How to Write an Exceptional Piece of Political Science

Barack Obama’s 'A Promised Land'

Of all the rumors, insults, obstructionism and racism Barack Obama suffered during his eight years in office, the un-truth that personally offended me most was the claim he didn't write his first book, 1995's Dreams from My Father, but that the book was actually written by his next-door-neighbor in Chicago, Bill Ayers.

It's silly propaganda—arguably coarser than the rumor that Obama wasn't born in the United States—but its subtext is disbelief that a Black American could be savvy enough to be a Harvard academic, a successful statesman and a better-than-average wordsmith. The truth, conversely, is that Obama is a remarkable writer. It showed then and does today in the recently published A Promised Land  (2020, Crown Publishing Group).

People who have a hard time conceding he wrote Dreams from My Father will have a harder time acknowledging its merits. The then-34-year-old Obama's first offering is a classic in the tradition of Black autobiographical tales, which begins with the slave narratives, and continues in well-known books such as Maya Angelou's I Know Why the Caged Bird Sings. Since slavery, Black writers have introduced themselves to audiences with the autobiography (as opposed to waiting until the end of a lengthy career), immediately situating their personal stories in relation to  historical racism. Obama memorably delivered a book so touching that its mythic power in no small part elevated him to the presidency.

You're heard the story, whether or not you're read the book, of his Irish mother, and his Kenyan father—a story with special emphasis placed on a father whom he barely knew, but who represented his search for a Black role model. Some 11 years later, Obama published The Audacity of Hope, a straightforward campaign book that reiterated his bio with confidence that his biracial heritage gifted him with insight into America's pointless racial divide. His presidential campaign theme, "Yes, we can," inspired dreams of bringing all Americans together.

But it's hard to approach his post-presidential memoir A Promised Land without trepidation. Obama is no longer an activist citizen—he's a battle-worn survivor of eight years of decision-making. He helmed an administration that has alternately been damned by the far right, and sometimes by the far left, with, maybe—in balance—the feeling his administration was less successful, less transformative and more war-mongering than his supporters hoped. Can any post-presidential memoir be a significant book? Can a modern politician match the few-and-far-between political tell-all classics, like The Education of Henry Adams by John Quincey Adams' grandson?

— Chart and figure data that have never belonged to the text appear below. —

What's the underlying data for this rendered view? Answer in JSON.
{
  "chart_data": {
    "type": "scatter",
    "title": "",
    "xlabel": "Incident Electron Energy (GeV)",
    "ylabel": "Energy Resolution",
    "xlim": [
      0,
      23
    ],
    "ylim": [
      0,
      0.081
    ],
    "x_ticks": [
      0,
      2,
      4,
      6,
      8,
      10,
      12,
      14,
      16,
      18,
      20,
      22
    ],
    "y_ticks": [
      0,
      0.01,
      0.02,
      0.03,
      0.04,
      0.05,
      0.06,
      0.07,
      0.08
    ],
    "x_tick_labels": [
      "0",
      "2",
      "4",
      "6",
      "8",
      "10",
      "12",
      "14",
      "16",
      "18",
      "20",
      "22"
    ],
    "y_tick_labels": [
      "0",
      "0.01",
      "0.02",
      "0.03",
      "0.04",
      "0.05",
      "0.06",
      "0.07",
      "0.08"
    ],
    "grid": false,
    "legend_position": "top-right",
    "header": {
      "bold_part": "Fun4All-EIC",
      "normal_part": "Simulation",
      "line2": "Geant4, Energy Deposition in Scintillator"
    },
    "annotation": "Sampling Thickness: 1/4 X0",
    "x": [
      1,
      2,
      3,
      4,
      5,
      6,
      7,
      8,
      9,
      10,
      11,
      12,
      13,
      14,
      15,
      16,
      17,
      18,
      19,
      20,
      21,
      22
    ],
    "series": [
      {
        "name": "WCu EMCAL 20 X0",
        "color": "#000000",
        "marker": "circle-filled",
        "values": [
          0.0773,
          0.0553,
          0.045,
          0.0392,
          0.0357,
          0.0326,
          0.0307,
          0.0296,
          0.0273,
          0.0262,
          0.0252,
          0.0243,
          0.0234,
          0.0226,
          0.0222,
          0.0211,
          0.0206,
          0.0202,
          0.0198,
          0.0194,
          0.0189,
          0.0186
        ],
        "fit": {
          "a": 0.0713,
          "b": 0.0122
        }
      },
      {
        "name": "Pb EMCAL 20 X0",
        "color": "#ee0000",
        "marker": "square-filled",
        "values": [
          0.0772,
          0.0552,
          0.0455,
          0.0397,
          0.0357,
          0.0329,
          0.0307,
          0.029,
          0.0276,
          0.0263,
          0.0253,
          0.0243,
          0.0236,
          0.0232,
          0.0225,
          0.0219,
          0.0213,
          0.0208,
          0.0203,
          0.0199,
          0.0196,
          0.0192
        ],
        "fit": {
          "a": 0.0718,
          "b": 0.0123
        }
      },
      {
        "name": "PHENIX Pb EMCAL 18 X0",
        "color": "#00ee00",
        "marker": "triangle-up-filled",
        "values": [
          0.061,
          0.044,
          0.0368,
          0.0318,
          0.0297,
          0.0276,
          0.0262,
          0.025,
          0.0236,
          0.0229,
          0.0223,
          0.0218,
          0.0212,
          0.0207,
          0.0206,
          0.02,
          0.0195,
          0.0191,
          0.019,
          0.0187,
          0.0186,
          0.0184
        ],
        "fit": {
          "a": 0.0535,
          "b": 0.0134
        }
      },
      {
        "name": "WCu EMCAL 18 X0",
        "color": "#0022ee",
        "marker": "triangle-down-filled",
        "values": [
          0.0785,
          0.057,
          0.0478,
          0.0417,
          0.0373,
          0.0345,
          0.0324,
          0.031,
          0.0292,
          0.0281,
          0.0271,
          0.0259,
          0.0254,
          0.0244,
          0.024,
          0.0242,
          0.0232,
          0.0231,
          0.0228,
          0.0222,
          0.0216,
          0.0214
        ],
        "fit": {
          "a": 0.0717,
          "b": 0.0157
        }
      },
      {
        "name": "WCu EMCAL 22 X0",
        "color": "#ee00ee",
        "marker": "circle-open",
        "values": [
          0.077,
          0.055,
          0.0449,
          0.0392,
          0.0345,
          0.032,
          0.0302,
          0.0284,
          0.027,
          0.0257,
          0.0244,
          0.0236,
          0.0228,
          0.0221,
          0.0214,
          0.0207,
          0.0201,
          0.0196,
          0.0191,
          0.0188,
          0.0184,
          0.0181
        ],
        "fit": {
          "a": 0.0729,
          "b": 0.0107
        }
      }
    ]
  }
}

Seven hundred pages long, A Promised Land feels bloated, especially top-heavy with cute stories about Michelle and his daughters, an understandable weakness. Nevertheless, if it's possible for an ex-president to pen a major work of narrative political science, this is it.

The Dreams from My Father Obama was father-obsessed; fittingly, in A Promised Land, he marginally notes his father was "barely around." The adult Obama has, in a sense, become his own missing parental figure, and the adult has lots to say. But let's be clear about what A Promised Land is: a highly nuanced defense of all his policy decisions up until 2011. Maybe it'll change your opinion of the Obama administration, or maybe it won't, but it is admirably thorough.

The notoriously circumspect Obama unleashes his version of the story behind his decisions on the 2009 stimulus package, the Affordable Care Act and the compromises necessary to get it passed, the Wall Street bailout, climate change legislation and, yes—that most sensitive subject—his military decisions in Afghanistan and Iraq leading up to the humanitarian crisis in Syria.

It would be foolish to try and summarize all of Obama's arguments, but this quote regarding the 2008 recession conveys the overall tenor:

"For many thoughtful critics, the fact that I had engineered a return to pre-crisis normalcy is precisely the problem—a missed opportunity, if not a flat-out betrayal. According to this view, the financial crisis offered me a chance to reset standards for normalcy."

But given Wall Street's recalcitrance and political maneuvering, which he outlines in detail, Obama concludes he correctly wasn't "willing to exact more economic pain in the short term," involving "risks he couldn't take with the lives of millions."

To his critics, he explains why he could not have passed his stimulus package exactly as he wanted, even when the Democrats held both houses of Congress; he likewise explains how his generals resisted him. His military escalations were modest relative to their secret intentions.

Obama often portrays himself as the most progressive person in the room, but it's also revealing who is in the room. His moderate-to-conservative cabinet choices usually did not include representatives from the far left. I'm not sure this would have changed the final outcomes. Nevertheless, in this battle of idealism versus pragmatism, at least the opinions and strategies of the far left would have been reflected in his decision-making circle.

Obama at one point writes, "There would always be a chasm between what I knew should be done to achieve a better word, and what could be accomplished in a day, a week or year."

Always? It's a question which hovers over A Promised Land like a shadow, and it's more troubling because Obama's first two years in office were his most proactive. Things only got worse after 2011, when his administration confronted near total congressional gridlock. But A Promised Land is important, even remarkable, for providing a masterful account of being the President of the United States.